As General Synod’s February 2019 sessions draw to a close, I’d like to offer a few reflections on my latest experience of the Church of England’s legislative and governing body. Rather than offer a frame-by-frame analysis, I should like to offer something a little more personal. This personal approach runs the risk of being by turns self-indulgent and self-pitying or self-aggrandizing. In order to process my experience of Synod, I’ll just have to take those risks. I hope that what I have to say doesn’t, at times, read as either passive-aggressive or graceless. I beg your forgiveness if elements of it read that way.
I want to start in a curious place. I want to place my experience of Synod in the context of something non-Synodical: my visit, on Friday night, to watch Stephen Sondheim’s Company with my younger brother and his wife. I found it an almost overwhelming experience. The new production has switched the gender of the central character, Bobbie, and this revised and updated version of Sondheim’s exploration of the nature of relationships, marriage, singleness, loneliness and friendship feels simultaneously classic and modern. I wept and laughed and came away more alert to what it means to live in ‘a city of strangers’.
I suspect part of the reason I was so deeply affected by the production was tiredness – Synod is tiring and demanding. However, I was also profoundly affected by the way Company exposes the power of solidarity, friendship and gift in contexts where we can feel alone, a little isolated and a little bewildered.
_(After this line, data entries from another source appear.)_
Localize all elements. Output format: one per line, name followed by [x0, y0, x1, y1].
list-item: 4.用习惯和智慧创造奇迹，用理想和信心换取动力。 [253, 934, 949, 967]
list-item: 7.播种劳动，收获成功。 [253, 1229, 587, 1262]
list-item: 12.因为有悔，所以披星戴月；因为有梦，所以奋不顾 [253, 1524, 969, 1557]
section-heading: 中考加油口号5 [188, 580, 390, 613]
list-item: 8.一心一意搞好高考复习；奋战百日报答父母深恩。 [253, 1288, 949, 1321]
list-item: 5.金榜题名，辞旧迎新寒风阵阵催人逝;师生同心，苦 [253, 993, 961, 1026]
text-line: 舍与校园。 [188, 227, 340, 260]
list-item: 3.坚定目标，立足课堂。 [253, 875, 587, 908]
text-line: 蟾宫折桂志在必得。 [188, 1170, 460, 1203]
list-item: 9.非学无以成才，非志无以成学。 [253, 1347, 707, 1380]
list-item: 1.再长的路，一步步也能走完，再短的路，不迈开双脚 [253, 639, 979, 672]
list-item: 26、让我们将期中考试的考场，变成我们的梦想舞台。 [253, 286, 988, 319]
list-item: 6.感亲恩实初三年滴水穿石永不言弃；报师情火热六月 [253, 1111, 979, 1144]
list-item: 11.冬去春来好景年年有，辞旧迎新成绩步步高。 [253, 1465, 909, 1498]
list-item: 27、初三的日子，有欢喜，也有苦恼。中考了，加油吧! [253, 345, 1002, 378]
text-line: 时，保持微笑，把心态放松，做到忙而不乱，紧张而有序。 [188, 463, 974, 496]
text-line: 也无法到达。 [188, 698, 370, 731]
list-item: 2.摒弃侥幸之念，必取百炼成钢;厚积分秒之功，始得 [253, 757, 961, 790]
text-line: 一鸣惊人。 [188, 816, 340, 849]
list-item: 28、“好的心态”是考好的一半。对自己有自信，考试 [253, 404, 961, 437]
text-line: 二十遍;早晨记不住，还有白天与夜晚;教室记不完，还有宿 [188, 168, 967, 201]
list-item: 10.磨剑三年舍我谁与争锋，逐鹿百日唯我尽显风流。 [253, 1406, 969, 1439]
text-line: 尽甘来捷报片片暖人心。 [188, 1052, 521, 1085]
This Synod has – from my point of view – felt energised and, often, energising. I had the great privilege to speak in one of the Evangelism debates and I was thrilled by the tone of openness. I’m excited about faith communities embodying good news and sharing the good news of Jesus Christ. If, during legislative business, there were moments when I felt a little tetchy at what I felt were over-pernickity obsessions with detail, I understood the reasons why people get carried away on those details. My main disappointment concerned the fall of the motion to remove secret ballots in CNC episcopal ballots.
However, there was another dimension of my experience of Synod that – on reflection – I’ve felt a little heavily in my bones. Forgive me for commenting on it, for I’ve no desire to be mean or silence anyone. That dimension concerns the extraordinary number of questions regarding the House of Bishops’ Transgender Guidance.
I trust you understand why I’ve sought to keep my counsel, as best I can, on the various responses to the Guidance. It also struck me as crucial that I – as the first out trans person on Synod – stay silent during the supplemental Questions. I decided, however, I needed to be in the Chamber and witness the Questions session.
I’m not going to lie. Some of the questions were difficult to hear. Some of them led me to want – despite the fact that Synod doesn’t work like this – to shout out, ‘Objection!’ I wanted to correct false information and challenge some of the language questioners used.
It was not my job to respond to the supplementary Questions. It was the Bishops’ job and I thought they did a fine job. In many respects, the whole thing was a damp squib. The Bishops played a dead bat in an impressive way.
That doesn’t remove the cost I felt in my body. Hearing the supplementary questions was often challenging. I got very close to tears at one point, but – thankfully – didn’t cry. I don’t think my tears would have helped. They might even have been read as politics (‘Oh, look, the trans woman is weeping …’) Still, to hear the Supplemental Questions was often quite bruising. It is – I discovered – a curious thing to be in a minority of one.
Still, I’m glad I was there for the Questions. I’m glad because, by being present in a silent way, I ensured that, for the first time, those who – consciously or unconsciously – represent trans people as problems or delusional could not do so without at least one trans person witnessing this. People like me are part of the Body of Christ, are part of Synod and the Church, and we are ordinary members of those bodies. We are here and we are not going away, even in the midst of the cost.
Which brings me back to Company. It’s a musical about commitment and, as Bobbie sings in the final song ‘Being Alive’, we do that in risk and in community. She asks for someone to mark her with grace. I certainly felt marked with grace during Synod, both during Questions and elsewhere. God was moving. I cannot tell you how profoundly I felt the warmth and generosity of so many in the Chamber on Wednesday evening. That witness was quiet, alert and generous, as so much witness often is. It helped me to feel alive and be alive during the Synod.
I was glad not only to be in the Chamber then, but throughout the week as the Synod sought to be outward-looking and engaged with the Nation. We may disagree on how we do that, and so often we do that clumsily, but we are at least willing to try.
Thank you, colleagues – even those I disagree profoundly with – for ‘company’ and the willingness to wrestle and work together on the grand things and the small. I hope we are prepared to take the risk of being converted towards each other. I also ask that those who who read this blog and are praying types, pray for all on Synod. Keep me in your prayers as I sit in the gift of being an elected member of Synod, but also negotiate the aloneness and loneliness that can come through being in a minority. Pray especially for those of us who are out LGBTI+ Synod reps (and those who cannot yet be so), that we are a generous, kind and a transforming presence.